Angry Birds Space introduces its changes slowly but surely, with the first episode – containing 30 of the initial 60 levels – rarely requiring much in the way of deep thought or strategy. But the second half of the set digs into more complex arrangements of pigs, structures, and space rocks, with many of the puzzles likely to require numerous attempts to come out on the other side, let alone snag three stars in the process. And the game also adds boss fights to the series, tasking you with whipping birds at pigs in mechanical contraptions to conclude each episode.
Amazingly, aside from some oddball bonus stages, the core feeling here is much the same as ever – and most of the birds are just variants of past ones.
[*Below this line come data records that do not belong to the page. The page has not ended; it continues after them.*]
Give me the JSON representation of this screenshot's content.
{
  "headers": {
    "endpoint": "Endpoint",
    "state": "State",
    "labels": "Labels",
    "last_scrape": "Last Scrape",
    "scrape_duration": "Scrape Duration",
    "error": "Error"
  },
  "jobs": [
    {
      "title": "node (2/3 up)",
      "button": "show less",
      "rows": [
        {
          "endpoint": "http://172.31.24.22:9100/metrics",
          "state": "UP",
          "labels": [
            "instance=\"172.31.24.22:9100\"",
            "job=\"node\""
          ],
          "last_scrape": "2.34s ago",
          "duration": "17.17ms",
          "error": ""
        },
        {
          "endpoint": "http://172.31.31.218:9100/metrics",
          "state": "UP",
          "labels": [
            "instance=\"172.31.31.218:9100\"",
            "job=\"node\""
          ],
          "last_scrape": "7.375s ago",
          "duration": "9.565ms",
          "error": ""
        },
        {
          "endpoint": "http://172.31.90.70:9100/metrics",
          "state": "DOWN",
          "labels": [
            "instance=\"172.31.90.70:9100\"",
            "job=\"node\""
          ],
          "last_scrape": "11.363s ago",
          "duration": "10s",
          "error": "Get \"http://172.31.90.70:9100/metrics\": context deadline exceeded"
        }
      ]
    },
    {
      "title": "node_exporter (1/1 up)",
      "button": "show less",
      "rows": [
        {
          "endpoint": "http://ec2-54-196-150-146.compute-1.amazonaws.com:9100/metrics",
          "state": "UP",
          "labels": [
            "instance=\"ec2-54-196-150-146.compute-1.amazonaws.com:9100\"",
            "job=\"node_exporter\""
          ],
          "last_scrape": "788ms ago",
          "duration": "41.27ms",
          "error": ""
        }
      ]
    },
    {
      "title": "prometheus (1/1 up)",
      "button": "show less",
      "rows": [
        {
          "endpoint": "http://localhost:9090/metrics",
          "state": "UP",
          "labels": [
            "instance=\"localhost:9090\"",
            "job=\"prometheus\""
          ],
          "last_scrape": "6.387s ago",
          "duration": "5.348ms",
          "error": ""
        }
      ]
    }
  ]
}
The thrill has expectedly faded a bit across four iterations, but when Angry Birds Space is at its best, I still found myself glued to it, and felt incredibly satisfied after cracking advanced puzzles. One nagging new issue, though, is that the larger stages make it tricky to see without zooming out too far, which presents its own problems.
As is Rovio's routine, the separate iPhone and iPad apps are nearly identical save for varying screen proportions and the inflated price point on the latter, and though it's a bit obnoxious to have another episode available for purchase on day one (instead of being bundled with the game), it's worth a buck to extend the fun out past the small initial bounty of levels.
The bottom line. It's not as transformational an entry as expected, but Angry Birds Space successfully taps fresh ground while maintaining the series' winning formula.
iPhone or iPod touch running iOS 4.0 or later
Entertaining riff on the core Angry Birds formula. New mechanics and birds lightly refresh the tried-and-true approach.
Slow to start, with only a small number of stages in the initial download. Not as bold a new entry as expected. Extra episode costs money.